La stagione 2018 ha rappresentato lo spartiacque nella carriera di Sebastian. Prima di allora il talento del tedesco veniva riconosciuto e lodato. Vettel, va ricordato, ha compiuto mirabili imprese nel 2015 e nel 2016, quando ha ereditato una Rossa scorbutica e affatto compiacente. La vittoria in Malesia da neo-ferrarista ha avuto il sapore di un miracolo e la suggestione di una promessa. Seb da Heppenheim sembrava veramente essere l’uomo della svolta, pronto a caricarsi sulle spalle il destino del Cavallino, spronandolo nuovamente a galoppare. Invece un po’ di cose sono venute meno durante la sua permanenza in Ferrari.
Nel 2017 tutti riportano alla mente con ghigno beffardo il terribile start di Singapore, sorvolando sui tanti problemi di affidabilità che hanno costretto la Ferrari alla resa. Per quanto riguarda l’anno successivo, invece, l’analisi dei fatti risulta più difficile. Ma, anche in questo caso, la maggioranza estrae dal cilindro il tristemente famoso incidente di Hockhenheim, rafforzando la tesi grazie al testacoda Monzese.
Vettel, va detto per onestà intellettuale, ha commesso degli errori, alcuni dei quali pesanti in ottica iridata. Senza quei passi falsi avrebbe potuto rendere più difficile la vita a Hamilton e di certo prolungare la sfida, ma non avrebbe comunque potuto vincere il mondiale. Troppa la differenza tra le forze in campo nella seconda metà della stagione. Mercedes, partita in sordina, ha poi saputo recuperare e surclassare la Rossa in termini di prestazioni.
Ma molti, tra i tifosi, analizzano i fatti da un’altra prospettiva e rincarano la dose aggiungendo il noto cavallo di battaglia del confronto con Leclerc. Charles in effetti ha brillato, ma, a mio modesto avviso, esclusivamente perché si tratta di un fuoriclasse. Sarebbe un errore valutare il talento del monegasco esclusivamente rapportandolo al rendimento di Vettel, specie considerando che si è trattato di annate interlocutorie, in cui la Rossa non ha saputo -ad eccezione di qualche gara nella seconda parte del 2019- proporsi come realmente competitiva. Quindi non è stato Sebastian a mancare, piuttosto è stato Charles a stupire.
Quest’anno Vettel ha voltato pagina abbracciando l‘Aston Martin. Le premesse sembravano buone, ma la vettura non ha saputo confermare la competitività della Racing Point da cui è derivata. Ciò nonostante Sebastian ha mostrato più volte il guizzo del campione, conquistando due podi (sebbene uno dei quali cancellato da squalifica) e disputando ottime gare. Eppure, quanto il tedesco fa di buono pare non essere interessante agli occhi dei più.

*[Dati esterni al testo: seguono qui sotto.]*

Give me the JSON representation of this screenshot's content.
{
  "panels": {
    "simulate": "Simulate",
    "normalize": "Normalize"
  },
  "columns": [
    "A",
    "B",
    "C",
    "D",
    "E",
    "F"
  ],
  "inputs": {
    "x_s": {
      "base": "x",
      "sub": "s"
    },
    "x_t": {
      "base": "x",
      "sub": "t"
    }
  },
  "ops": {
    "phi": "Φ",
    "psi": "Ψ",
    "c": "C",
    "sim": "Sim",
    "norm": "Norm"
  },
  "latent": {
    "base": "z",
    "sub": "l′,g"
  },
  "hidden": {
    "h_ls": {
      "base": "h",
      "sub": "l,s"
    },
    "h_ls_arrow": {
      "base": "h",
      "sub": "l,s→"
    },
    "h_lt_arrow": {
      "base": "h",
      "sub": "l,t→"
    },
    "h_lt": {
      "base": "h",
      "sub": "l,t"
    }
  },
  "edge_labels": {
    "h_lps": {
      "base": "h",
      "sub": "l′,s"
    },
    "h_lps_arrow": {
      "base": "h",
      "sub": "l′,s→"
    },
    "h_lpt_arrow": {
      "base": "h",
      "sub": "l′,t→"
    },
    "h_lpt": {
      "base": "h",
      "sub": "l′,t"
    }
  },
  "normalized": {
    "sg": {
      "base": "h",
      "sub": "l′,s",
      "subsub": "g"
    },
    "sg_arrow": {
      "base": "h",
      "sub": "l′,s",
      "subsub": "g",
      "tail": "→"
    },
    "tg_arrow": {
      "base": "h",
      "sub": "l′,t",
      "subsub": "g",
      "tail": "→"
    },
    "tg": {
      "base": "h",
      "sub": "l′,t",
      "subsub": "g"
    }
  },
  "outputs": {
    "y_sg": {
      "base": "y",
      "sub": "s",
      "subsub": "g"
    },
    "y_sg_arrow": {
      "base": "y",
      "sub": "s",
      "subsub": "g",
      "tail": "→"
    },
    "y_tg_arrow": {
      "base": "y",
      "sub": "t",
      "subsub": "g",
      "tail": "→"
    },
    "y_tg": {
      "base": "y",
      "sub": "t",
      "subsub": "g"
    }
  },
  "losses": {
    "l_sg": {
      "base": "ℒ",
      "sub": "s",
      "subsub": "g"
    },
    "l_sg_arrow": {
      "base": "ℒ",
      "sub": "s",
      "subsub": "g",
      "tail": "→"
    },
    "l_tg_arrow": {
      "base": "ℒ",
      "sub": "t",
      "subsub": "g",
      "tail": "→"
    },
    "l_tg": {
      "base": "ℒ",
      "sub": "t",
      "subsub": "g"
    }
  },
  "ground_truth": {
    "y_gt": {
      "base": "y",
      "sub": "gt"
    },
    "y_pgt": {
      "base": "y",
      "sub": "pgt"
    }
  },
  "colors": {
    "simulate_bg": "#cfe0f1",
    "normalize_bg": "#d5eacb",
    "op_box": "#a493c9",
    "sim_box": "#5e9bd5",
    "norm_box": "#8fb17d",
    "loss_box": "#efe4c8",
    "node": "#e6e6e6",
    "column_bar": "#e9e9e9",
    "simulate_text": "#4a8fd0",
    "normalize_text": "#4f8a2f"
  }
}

Basta considerare, a questo proposito, l’ottima prestazione di Austin. Vettel, confinato sul fondo dello schieramento causa sostituzione del propulsore, recupera a suon di sorpassi fino ad ottenere la decima posizione finale, regalandoci la manovra più bella del gran premio mentre battagliava con Russell. Lo fa nell’indifferenza generale, perché è più facile puntare il dito contro l’errore.

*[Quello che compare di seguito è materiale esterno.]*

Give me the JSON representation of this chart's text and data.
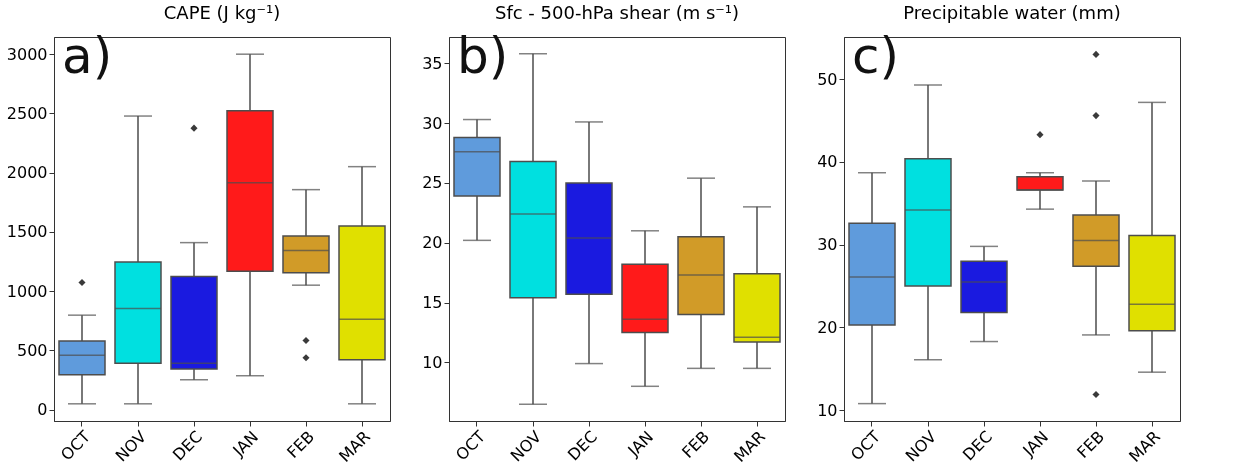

Piaccia o no, oramai, Vettel fa rumore solo quando sbaglia. In quel caso i titoli si sprecano e la grancassa dei detrattori si amplifica. Sebastian fa più comodo come carne da macello: questa è la triste realtà. Meglio la narrazione del pilota finito, della promessa mancata, del professionista sopravvalutato. La critica vende più della lode, il biasimo accende più dell’applauso.

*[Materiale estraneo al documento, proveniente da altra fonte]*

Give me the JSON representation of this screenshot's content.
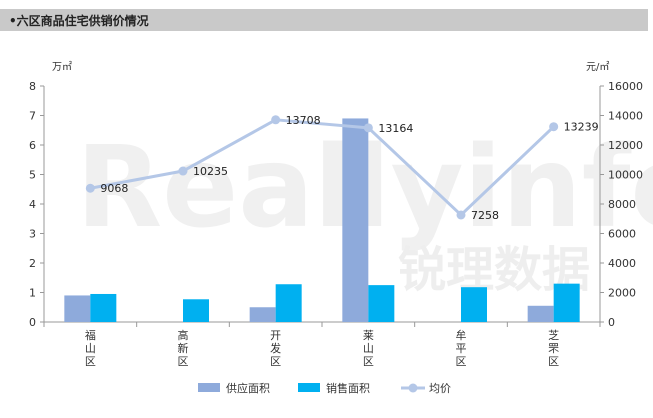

Da sempre è così e non ho la presunzione di cambiare il mondo attraverso le mie parole. Mi basterebbe solo che aiutassero a considerare i fatti nella loro complessità, riportando una visione più equa, scevra da pregiudizi, non viziata da chiassosa faciloneria. Perché raccontare la F1 deve essere un privilegio, non una mercificazione.